During this expedition, we collected small pieces of Lophelia from several different colonies in different locations. Parts of each fragment have been preserved to assess the maturity of its eggs and sperm, which will provide information on the timing of spawning events. Other parts of collected Lophelia are living in a chilled tank on the deck of NOAA Ship Nancy Foster until we reach shore and they can be transferred to Florida State University’s Marine Lab. The coral will be maintained in cold water systems to be spawned, which we hope will provide larvae to study.
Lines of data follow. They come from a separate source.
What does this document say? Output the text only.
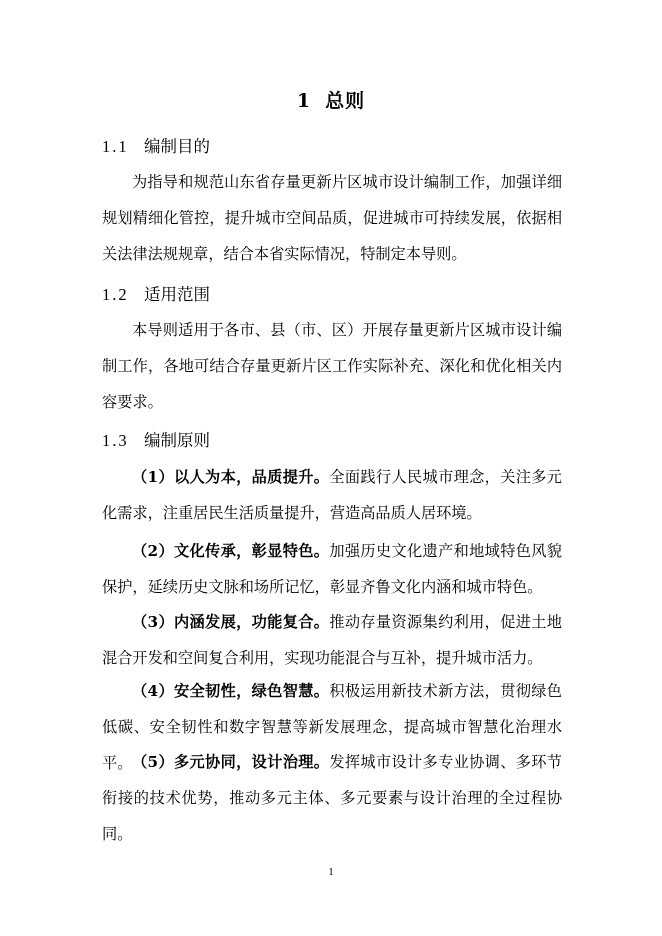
1 总则
1.1 编制目的

为指导和规范山东省存量更新片区城市设计编制工作，加强详细规划精细化管控，提升城市空间品质，促进城市可持续发展，依据相关法律法规规章，结合本省实际情况，特制定本导则。

1.2 适用范围

本导则适用于各市、县（市、区）开展存量更新片区城市设计编制工作，各地可结合存量更新片区工作实际补充、深化和优化相关内容要求。

1.3 编制原则

（1）以人为本，品质提升。全面践行人民城市理念，关注多元化需求，注重居民生活质量提升，营造高品质人居环境。

（2）文化传承，彰显特色。加强历史文化遗产和地域特色风貌保护，延续历史文脉和场所记忆，彰显齐鲁文化内涵和城市特色。

（3）内涵发展，功能复合。推动存量资源集约利用，促进土地混合开发和空间复合利用，实现功能混合与互补，提升城市活力。

（4）安全韧性，绿色智慧。积极运用新技术新方法，贯彻绿色低碳、安全韧性和数字智慧等新发展理念，提高城市智慧化治理水平。 （5）多元协同，设计治理。发挥城市设计多专业协调、多环节衔接的技术优势，推动多元主体、多元要素与设计治理的全过程协同。

1
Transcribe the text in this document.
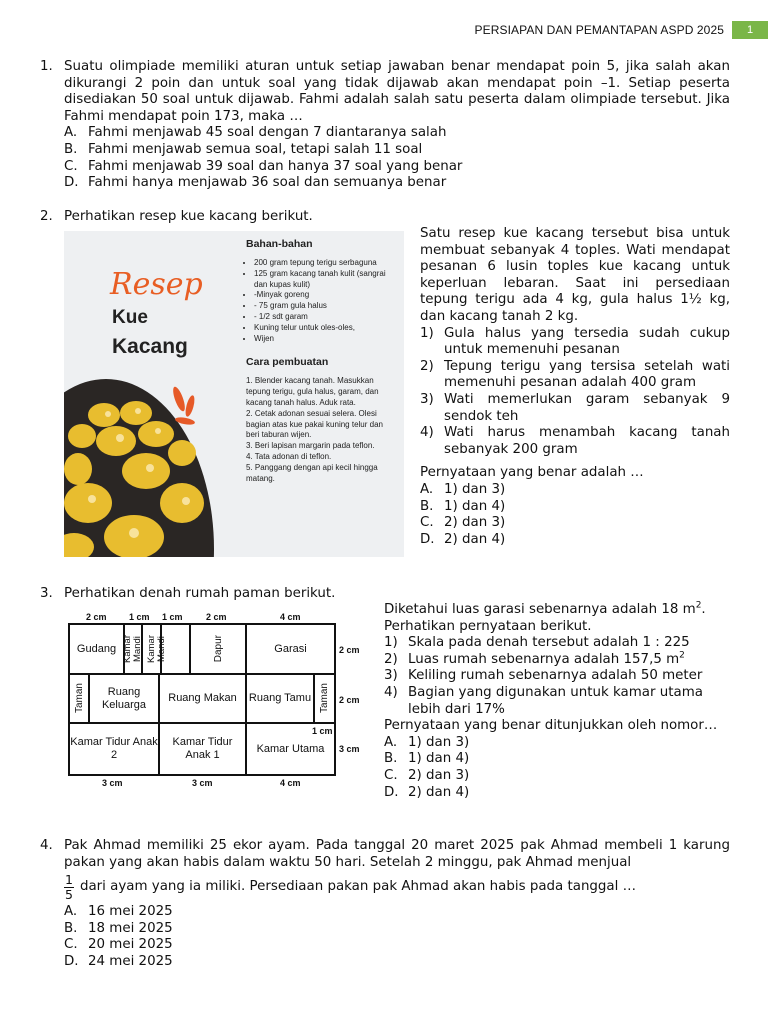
PERSIAPAN DAN PEMANTAPAN ASPD 2025	1
1. Suatu olimpiade memiliki aturan untuk setiap jawaban benar mendapat poin 5, jika salah akan dikurangi 2 poin dan untuk soal yang tidak dijawab akan mendapat poin –1. Setiap peserta disediakan 50 soal untuk dijawab. Fahmi adalah salah satu peserta dalam olimpiade tersebut. Jika Fahmi mendapat poin 173, maka …
A. Fahmi menjawab 45 soal dengan 7 diantaranya salah
B. Fahmi menjawab semua soal, tetapi salah 11 soal
C. Fahmi menjawab 39 soal dan hanya 37 soal yang benar
D. Fahmi hanya menjawab 36 soal dan semuanya benar
2. Perhatikan resep kue kacang berikut.
Resep
Kue
Kacang
Bahan-bahan
• 200 gram tepung terigu serbaguna
• 125 gram kacang tanah kulit (sangrai dan kupas kulit)
• -Minyak goreng
• - 75 gram gula halus
• - 1/2 sdt garam
• Kuning telur untuk oles-oles,
• Wijen
Cara pembuatan
1. Blender kacang tanah. Masukkan tepung terigu, gula halus, garam, dan kacang tanah halus. Aduk rata.
2. Cetak adonan sesuai selera. Olesi bagian atas kue pakai kuning telur dan beri taburan wijen.
3. Beri lapisan margarin pada teflon.
4. Tata adonan di teflon.
5. Panggang dengan api kecil hingga matang.
Satu resep kue kacang tersebut bisa untuk membuat sebanyak 4 toples. Wati mendapat pesanan 6 lusin toples kue kacang untuk keperluan lebaran. Saat ini persediaan tepung terigu ada 4 kg, gula halus 1½ kg, dan kacang tanah 2 kg.
1) Gula halus yang tersedia sudah cukup untuk memenuhi pesanan
2) Tepung terigu yang tersisa setelah wati memenuhi pesanan adalah 400 gram
3) Wati memerlukan garam sebanyak 9 sendok teh
4) Wati harus menambah kacang tanah sebanyak 200 gram
Pernyataan yang benar adalah …
A. 1) dan 3)
B. 1) dan 4)
C. 2) dan 3)
D. 2) dan 4)
3. Perhatikan denah rumah paman berikut.
2 cm 1 cm 1 cm	2 cm	4 cm
Gudang Kamar Mandi Kamar	Dapur	Garasi
Taman	Ruang Keluarga
Ruang Makan	Ruang Tamu Taman
Kamar Tidur Anak 2
Kamar Tidur Anak 1
Kamar Utama
2 cm
2 cm
1 cm
3 cm
3 cm	3 cm	4 cm
Diketahui luas garasi sebenarnya adalah 18 $m^2$.
Perhatikan pernyataan berikut.
1) Skala pada denah tersebut adalah 1 : 225
2) Luas rumah sebenarnya adalah 157,5 $m^2$
3) Keliling rumah sebenarnya adalah 50 meter
4) Bagian yang digunakan untuk kamar utama lebih dari 17%
Pernyataan yang benar ditunjukkan oleh nomor…
A. 1) dan 3)
B. 1) dan 4)
C. 2) dan 3)
D. 2) dan 4)
4. Pak Ahmad memiliki 25 ekor ayam. Pada tanggal 20 maret 2025 pak Ahmad membeli 1 karung pakan yang akan habis dalam waktu 50 hari. Setelah 2 minggu, pak Ahmad menjual
1
5
dari ayam yang ia miliki. Persediaan pakan pak Ahmad akan habis pada tanggal …
A. 16 mei 2025
B. 18 mei 2025
C. 20 mei 2025
D. 24 mei 2025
A few years ago, we successfully gathered larvae from Norwegian Lophelia, where we learned for the first time how their larvae develop and how long they can live. While this research has provided valuable information, there is still lots more to learn. For example, understanding how temperature and other environmental factors affect larval survival and lifespan will allow us to predict how future ocean conditions might affect the distribution of this critical habitat-forming species, as well as the fish and invertebrates that call these reefs home.
Scanning electron microscope image of a deep-sea coral larva approximately 0.15 millimeters long with hundreds of hair-like cilia that the larva uses to swim. Image courtesy of S. Brooke, Florida State University Coastal and Marine Laboratory. Download larger version (jpg, 132 KB).
The expedition is supported by NOAA’s Deep Sea Coral Research and Technology Program through the Southeast Deep Coral Initiative (SEDCI), a multi-disciplinary effort that will study deep-sea coral ecosystems across the Southeast United States in 2016-2019.